Which roles matter most during a PPO-to-fee-for-service transition?

Every role matters, but the biggest pressure points are usually the doctor, hygienists, front desk, office manager, and treatment coordinator. These positions shape patient communication, schedule quality, treatment acceptance, and financial clarity. If one of those handoffs is weak, patients feel the disconnect quickly.

Should I hire before dropping insurance participation?

In many cases, yes. If you already know you need stronger communication, better scheduling discipline, or better treatment coordination, it is best to address that early. Hiring before the transition gives the new team member time to learn your systems and help stabilize the patient experience.

How should I explain a fee-for-service transition to patients?

Keep the message simple and patient-centered. Focus on the quality of care, the consistency of the experience, the relationship patients have with the practice, and the support you will continue to provide around claims, estimates, and financial options. Avoid making the conversation sound like it is only about the practice getting paid.

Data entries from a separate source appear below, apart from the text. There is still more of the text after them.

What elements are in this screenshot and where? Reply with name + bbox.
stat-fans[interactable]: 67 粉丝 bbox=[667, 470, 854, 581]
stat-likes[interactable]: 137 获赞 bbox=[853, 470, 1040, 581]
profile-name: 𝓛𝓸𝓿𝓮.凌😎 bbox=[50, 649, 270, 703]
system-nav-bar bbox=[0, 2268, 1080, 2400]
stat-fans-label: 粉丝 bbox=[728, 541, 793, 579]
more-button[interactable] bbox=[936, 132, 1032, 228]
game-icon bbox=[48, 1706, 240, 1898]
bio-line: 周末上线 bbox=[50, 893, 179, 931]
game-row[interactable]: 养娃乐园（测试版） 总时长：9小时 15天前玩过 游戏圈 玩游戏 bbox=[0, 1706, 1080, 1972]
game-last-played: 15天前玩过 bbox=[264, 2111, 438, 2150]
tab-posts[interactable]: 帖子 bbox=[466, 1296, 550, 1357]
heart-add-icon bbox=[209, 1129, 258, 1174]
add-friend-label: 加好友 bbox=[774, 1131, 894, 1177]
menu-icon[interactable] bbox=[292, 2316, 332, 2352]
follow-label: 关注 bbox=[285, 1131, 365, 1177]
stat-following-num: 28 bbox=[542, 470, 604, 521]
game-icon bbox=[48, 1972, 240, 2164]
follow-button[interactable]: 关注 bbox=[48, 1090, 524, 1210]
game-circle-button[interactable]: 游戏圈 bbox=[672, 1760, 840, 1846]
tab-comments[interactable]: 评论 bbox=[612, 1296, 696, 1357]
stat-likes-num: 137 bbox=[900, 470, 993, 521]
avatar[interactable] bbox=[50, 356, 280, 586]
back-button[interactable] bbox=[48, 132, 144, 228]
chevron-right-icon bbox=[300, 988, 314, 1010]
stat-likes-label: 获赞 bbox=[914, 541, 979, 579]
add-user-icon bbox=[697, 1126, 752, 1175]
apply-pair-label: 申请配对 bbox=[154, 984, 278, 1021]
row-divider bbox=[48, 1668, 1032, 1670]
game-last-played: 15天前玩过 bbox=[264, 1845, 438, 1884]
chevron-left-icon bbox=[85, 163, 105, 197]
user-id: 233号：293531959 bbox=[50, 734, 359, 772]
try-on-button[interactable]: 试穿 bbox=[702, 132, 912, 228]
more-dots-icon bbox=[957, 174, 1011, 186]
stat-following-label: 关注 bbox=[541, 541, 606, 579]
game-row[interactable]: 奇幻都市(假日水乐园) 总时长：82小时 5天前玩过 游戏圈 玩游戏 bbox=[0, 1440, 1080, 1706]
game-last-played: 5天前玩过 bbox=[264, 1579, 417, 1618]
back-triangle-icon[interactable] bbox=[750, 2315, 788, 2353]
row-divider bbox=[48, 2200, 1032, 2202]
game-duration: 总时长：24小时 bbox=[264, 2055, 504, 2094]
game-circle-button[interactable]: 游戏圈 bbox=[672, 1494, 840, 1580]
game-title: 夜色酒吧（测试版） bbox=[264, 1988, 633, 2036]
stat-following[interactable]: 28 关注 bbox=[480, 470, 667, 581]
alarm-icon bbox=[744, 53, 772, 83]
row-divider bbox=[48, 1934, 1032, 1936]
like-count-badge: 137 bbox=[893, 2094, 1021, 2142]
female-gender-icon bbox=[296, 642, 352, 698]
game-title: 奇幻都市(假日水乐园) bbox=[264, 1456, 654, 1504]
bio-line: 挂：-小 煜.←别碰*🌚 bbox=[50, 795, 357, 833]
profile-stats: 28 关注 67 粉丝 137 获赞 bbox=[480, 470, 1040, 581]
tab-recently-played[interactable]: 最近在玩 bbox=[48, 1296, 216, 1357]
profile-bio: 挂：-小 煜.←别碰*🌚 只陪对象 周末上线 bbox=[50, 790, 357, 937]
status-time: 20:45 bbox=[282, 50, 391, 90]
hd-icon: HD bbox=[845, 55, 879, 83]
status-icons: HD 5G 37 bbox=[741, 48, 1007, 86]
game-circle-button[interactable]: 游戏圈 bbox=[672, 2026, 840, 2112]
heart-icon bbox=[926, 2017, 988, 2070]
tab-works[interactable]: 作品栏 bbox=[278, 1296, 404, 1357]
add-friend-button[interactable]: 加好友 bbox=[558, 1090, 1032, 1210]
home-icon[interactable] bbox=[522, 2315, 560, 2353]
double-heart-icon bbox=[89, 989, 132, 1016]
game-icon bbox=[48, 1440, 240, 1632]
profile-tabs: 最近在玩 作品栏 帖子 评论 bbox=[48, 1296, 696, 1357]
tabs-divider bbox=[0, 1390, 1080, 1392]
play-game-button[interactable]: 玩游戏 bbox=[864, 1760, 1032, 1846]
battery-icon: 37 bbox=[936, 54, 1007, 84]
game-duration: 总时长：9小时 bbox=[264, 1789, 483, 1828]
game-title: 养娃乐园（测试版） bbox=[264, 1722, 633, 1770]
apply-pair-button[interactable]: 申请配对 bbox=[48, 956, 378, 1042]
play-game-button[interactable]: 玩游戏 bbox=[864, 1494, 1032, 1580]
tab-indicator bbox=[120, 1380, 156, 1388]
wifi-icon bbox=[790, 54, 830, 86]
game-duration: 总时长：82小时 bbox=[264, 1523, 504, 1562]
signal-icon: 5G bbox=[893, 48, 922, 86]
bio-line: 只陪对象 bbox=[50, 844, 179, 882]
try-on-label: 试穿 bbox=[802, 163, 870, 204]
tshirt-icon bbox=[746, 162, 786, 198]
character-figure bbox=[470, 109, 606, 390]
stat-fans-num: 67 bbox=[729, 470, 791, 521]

Can a private dental practice still grow after leaving PPOs?

Yes, but growth usually depends on stronger retention, clearer communication, disciplined systems, and a patient experience worth talking about. Practices that leave PPOs without improving operations often struggle. Practices that pair strategy with team alignment and culture are in a much better position to grow.

Planning a fee-for-service transition? Start with a readiness assessment of your fees, patient mix, team structure, scheduling, and communication systems. The strongest transitions are built on data, leadership alignment, and a clear patient messaging plan.